Let’s all take a moment to talk about gussets – crotch gussets in particular, and what they can and can’t do, because there is just so much misinformation floating around about them. A gusset is a separate piece of fabric sewn into a seam, most commonly seen on underarms (especially in vintage styles) and on the crotch of trousers.
The purpose of a gusset is to increase the range of motion of the limbs nearby – so in the case of the vintage blouse, its because a dolman sleeve doesn’t really allow the arm to raise naturally due to the shape of the bodice/sleeve piece and the limitations on the non-stretch fabric. So a small gusset is added to the underarm will allow the wearer to raise her arms. The same principle applies to crotch gussets – the purpose of a crotch gusset is to increase the range of motion of the legs.
A crotch gusset will not magically fix a bad fit – if your leggings are fitting poorly, you need to address the fit issue, not add in a gusset. It’s kinda like papering over a large crack in your wall and hoping the underlying structural issues are now resolved! You can also use gussets to disperse bulk at seam intersections with heavy fabrics – so if you’ve got a very thick sweatshirting, it may not be comfortable to have four sets of seam allowances converging at your crotch, for instance. But for the vast majority of people, the term “gusset” should be synonymous with “range of motion”.
Again, for those at the back: Gussets are for range of motion, not for fit.
I decided to add a crotch gusset to the Yoga Bottoms design in my book for several reasons. First and foremost is that yoga requires the legs to go through a wide range of motions, so a crotch gusset here will limit the strain on the fabric in order to get into poses like our athlete model Jade is showing here!
Secondly, “Does your [insert name here] pattern have a crotch gusset?” is one of the most common questions I get asked, and I wanted to show people how easy it is to add a crotch gusset onto any pair of leggings. So now I can just refer these people to page 104 of my “Sew Your Own Activewear” book, bwahahah.
My own motives nonwithstanding, let’s think about various sports and exercises and think about the range of motion the legs go through and if you think a crotch gusset is necessary…
- Yoga? ✔️ Lots of range of motion needed here!
- Running? ✖️ Nope – your legs move back and forth a lot, but the range is not very wide
- But what about track events like hurdles and long jump? ✔️ Sure, here the legs have to spread very wide apart when striding, much more than in normal running!
- Cycling? ✖️ Your legs don’t move very far from the hips, and its likely a pad will be used overtop of the crotch seam intersection, too.
- Climbing? ✔️ Yes! This is probably the sport where the most range of motion is needed.
As climbing is a great example of when you need your legs to move in extreme angles – one moment you’re spread-eagled with your legs almost in the splits, and the next you might have your knee even with your face – you can sometimes find crotch gussets much, much larger than usual in climbing-specific bottoms. It’s not unusual to have climbing crotch gussets that reach down to the knees – much larger than needed for yoga!
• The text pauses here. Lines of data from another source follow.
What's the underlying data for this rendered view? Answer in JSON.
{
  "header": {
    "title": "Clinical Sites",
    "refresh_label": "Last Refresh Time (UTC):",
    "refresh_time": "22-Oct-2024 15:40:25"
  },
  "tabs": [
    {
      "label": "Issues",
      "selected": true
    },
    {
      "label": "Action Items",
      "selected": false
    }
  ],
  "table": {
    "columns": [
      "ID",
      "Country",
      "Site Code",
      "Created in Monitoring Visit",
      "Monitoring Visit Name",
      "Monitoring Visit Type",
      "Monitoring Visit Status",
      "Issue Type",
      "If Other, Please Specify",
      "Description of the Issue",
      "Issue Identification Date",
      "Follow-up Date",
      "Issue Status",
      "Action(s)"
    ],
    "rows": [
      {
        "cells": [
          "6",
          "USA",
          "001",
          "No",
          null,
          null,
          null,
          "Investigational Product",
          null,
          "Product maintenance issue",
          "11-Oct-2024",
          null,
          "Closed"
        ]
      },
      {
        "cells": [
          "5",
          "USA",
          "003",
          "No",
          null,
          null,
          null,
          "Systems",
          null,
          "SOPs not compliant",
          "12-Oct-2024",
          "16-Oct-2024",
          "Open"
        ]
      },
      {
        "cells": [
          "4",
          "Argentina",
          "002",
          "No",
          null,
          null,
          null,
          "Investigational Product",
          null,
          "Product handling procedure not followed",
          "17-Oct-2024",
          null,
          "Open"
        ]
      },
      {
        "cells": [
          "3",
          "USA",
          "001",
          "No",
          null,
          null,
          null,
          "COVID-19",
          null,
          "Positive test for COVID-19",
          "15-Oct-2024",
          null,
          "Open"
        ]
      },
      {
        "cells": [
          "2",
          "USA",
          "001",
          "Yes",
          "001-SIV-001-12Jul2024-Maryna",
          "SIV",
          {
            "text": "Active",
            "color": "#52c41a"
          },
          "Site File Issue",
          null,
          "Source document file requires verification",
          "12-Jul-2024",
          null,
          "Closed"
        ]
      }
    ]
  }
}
Luckily, it’s easy to increase the size of the gusset in the Yoga Bottoms if you need a greater range of motion than I’ve called for in the instructions. In Step 5 of the Pattern Change instructions, simply change the angle of your cuts to the Front and Back to reach further down the inseam. In the book I suggest 5cm (2in), but you could double this (or even further) to accommodate further range of motion.
Changing the size of the gusset doesn’t impact how you sew it, either. In my book I use a method where you can do it all on your overlocker (serger), so you don’t end up with one side looking wonky and the other perfect (as I’ve seen in some other activewear pattern instructions). And of course, you can use these same gusset instructions on any of the other bottoms in my book, too, so if you like the pockets and design of the Active Leggings, for instance, you can use the Yoga Bottoms instructions to add a crotch gusset onto those, too.